L'ESTATE CI AIUTERA'?

Ad oggi, nonostante le numerose ricerche in corso, non è ancora possibile dare una risposta definitiva in quanto non si conosce il Sars-Cov-2 a sufficienza per poterlo fare: è tuttavia plausibile che anche il Covid-19, analogamente alla maggior parte dei membri della famiglia dei Coronavirus, subisca un rallentamento della diffusione durante la stagione calda. Ribadiamo che questo non significa che con il caldo il virus muore, ma potrebbe risultare meno infettivo. Se questa correlazione virus-clima fosse confermata dovremmo comunque considerare due aspetti importanti: il primo è che con l'arrivo dell'Inverno australe paesi come Australia, Argentina e Sud Africa dovrebbero registrare un'accelerazione dei contagi nei prossimi mesi. Il secondo, che riguarda noi, sarebbe di tipo temporale: avremmo infatti un vantaggio solamente temporaneo e non di immunità, legato semplicemente alla ciclicità delle stagioni. Con il ritorno al prossimo Inverno infatti il Covid-19, in parziale quiescenza durante i mesi caldi, potrebbe tornare a diffondersi con maggiore efficacia, esattamente come fanno diversi virus influenzali stagionali.
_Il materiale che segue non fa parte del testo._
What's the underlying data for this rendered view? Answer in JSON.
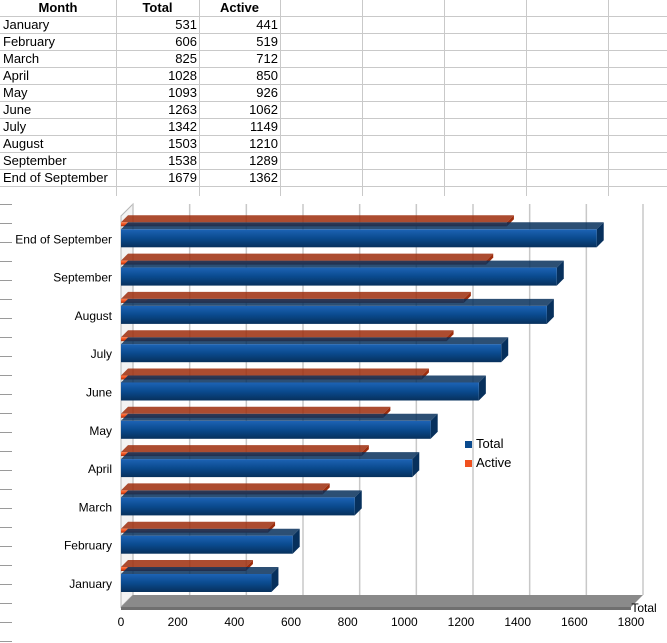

Certamente nei prossimi mesi ne sapremo di più e potremo avere risposte più chiare e puntuali anche su questi importanti quesiti.
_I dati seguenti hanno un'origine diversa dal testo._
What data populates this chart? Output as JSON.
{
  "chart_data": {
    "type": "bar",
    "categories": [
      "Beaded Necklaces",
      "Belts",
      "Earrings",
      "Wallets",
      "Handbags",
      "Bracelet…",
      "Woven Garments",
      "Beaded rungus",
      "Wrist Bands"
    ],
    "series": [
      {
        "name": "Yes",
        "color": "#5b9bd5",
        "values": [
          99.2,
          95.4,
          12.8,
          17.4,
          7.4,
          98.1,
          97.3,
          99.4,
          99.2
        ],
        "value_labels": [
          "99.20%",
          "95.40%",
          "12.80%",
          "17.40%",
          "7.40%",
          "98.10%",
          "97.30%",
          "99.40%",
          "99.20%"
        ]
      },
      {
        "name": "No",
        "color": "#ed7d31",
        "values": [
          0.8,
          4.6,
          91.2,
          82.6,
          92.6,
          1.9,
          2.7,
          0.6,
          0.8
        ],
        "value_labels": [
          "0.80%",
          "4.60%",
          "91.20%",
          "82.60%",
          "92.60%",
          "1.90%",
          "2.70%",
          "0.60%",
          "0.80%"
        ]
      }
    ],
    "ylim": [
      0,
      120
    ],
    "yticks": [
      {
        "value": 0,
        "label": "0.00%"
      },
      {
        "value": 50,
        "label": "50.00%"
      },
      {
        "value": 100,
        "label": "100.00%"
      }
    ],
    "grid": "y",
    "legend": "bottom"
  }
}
LA DISTANZA SOCIALE RESTA LA MIGLIOR DIFESA 

Dunque le analisi sulle correlazioni Covid-19 e clima ci danno solo delle 'speranze' legato alla stagionalità e non affermano che il virus muoia necessariamente con il caldo (come avvenne ad esempio con la Sars). Dunque ad oggi, la distanza sociale resta la nostra miglior difesa, in attesa di un possibile vaccino.